Sur le seuil de la porte, Romain resta longuement immobile. Il tentait de calmer la boule d’inquiétude qui lui tiraillait l’estomac, et de trouver la force et le courage de sonner. Affronter la colère de Ceasar Parker n’était jamais une mince affaire, même pour lui qui possédait pourtant une immunité naturelle en tant que petit frère.

« Que la déesse soit avec moi. » se murmura avant de finalement presser le bouton de la sonnette.

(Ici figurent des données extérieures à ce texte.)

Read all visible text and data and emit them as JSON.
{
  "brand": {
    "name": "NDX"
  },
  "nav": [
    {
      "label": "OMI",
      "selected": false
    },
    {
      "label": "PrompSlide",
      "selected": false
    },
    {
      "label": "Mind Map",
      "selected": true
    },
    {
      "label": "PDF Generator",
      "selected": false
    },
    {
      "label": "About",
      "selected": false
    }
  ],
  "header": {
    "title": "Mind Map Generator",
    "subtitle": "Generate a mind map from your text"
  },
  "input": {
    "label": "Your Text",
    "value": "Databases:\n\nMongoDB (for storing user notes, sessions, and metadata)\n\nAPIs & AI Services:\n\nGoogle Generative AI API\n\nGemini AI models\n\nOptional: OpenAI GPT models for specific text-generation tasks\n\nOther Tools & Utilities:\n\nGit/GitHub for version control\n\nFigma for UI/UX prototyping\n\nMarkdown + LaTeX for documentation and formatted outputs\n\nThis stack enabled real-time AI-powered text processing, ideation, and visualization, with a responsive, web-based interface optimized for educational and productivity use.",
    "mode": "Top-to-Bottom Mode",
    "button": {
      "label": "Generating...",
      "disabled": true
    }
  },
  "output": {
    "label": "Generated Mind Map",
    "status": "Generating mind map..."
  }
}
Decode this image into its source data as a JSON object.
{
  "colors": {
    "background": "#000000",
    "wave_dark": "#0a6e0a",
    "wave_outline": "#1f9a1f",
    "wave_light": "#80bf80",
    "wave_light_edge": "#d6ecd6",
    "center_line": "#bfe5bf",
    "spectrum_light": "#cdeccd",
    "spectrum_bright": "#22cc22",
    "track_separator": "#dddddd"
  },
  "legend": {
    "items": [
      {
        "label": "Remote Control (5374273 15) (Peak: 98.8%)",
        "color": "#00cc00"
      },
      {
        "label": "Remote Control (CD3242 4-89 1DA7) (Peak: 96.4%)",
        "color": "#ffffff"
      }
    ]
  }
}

Un mince instant plus tard, la porte s’ouvrit sur un Ceasar visiblement à peine tiré du lit. Romain planta courageusement son regard dans celui de son frère, cherchant à garder toute sa contenance. Si Ceasar avait quitté un Romain plutôt fashion qui aimait s’habiller chez H&M et Springfield, il retrouvait aujourd’hui un jeune homme au look tout à fait différent. Exit les jeans et les tee-shirts à la mode. Ceux-ci avaient laissés place à un pantalon de toile et à une chemise de lin aux notes orientales. Sur les mains et les avant-bras de Romain, des tatouages aux hennés zébraient sa peau d’entrelacs précis et géométriques, et au centre de son front, un point noir lui portait bonheur.

« Bonjour. » se hasarda-t-il à dire avant de soulever légèrement la caisse qu’il tenait entre les mains. « Je suis venu te rapporter quelques affaires t’appartenant. Il y a ton rasoir électrique, le pull que tu as tâché l’autre jour avec du vin – il est lavé et repassé – et quelques trucs sans grande importance. Je préférais te les rendre moi-même avant de partir. »

Toujours sur le pas de la porte, il lui tendit le carton avec une pointe d’hésitation dans le geste. Romain était tiraillé entre la colère qu’il éprouvait envers son frère et le besoin quasiment irrépressible de retrouver le piédestal duquel il était tombé jadis. Même s’il en rageait un maximum contre Ceasar, une partie de lui était toujours profondément attachée à son grand frère.

« Tu as l’air en forme. » conclut-il sans plus de cérémonie.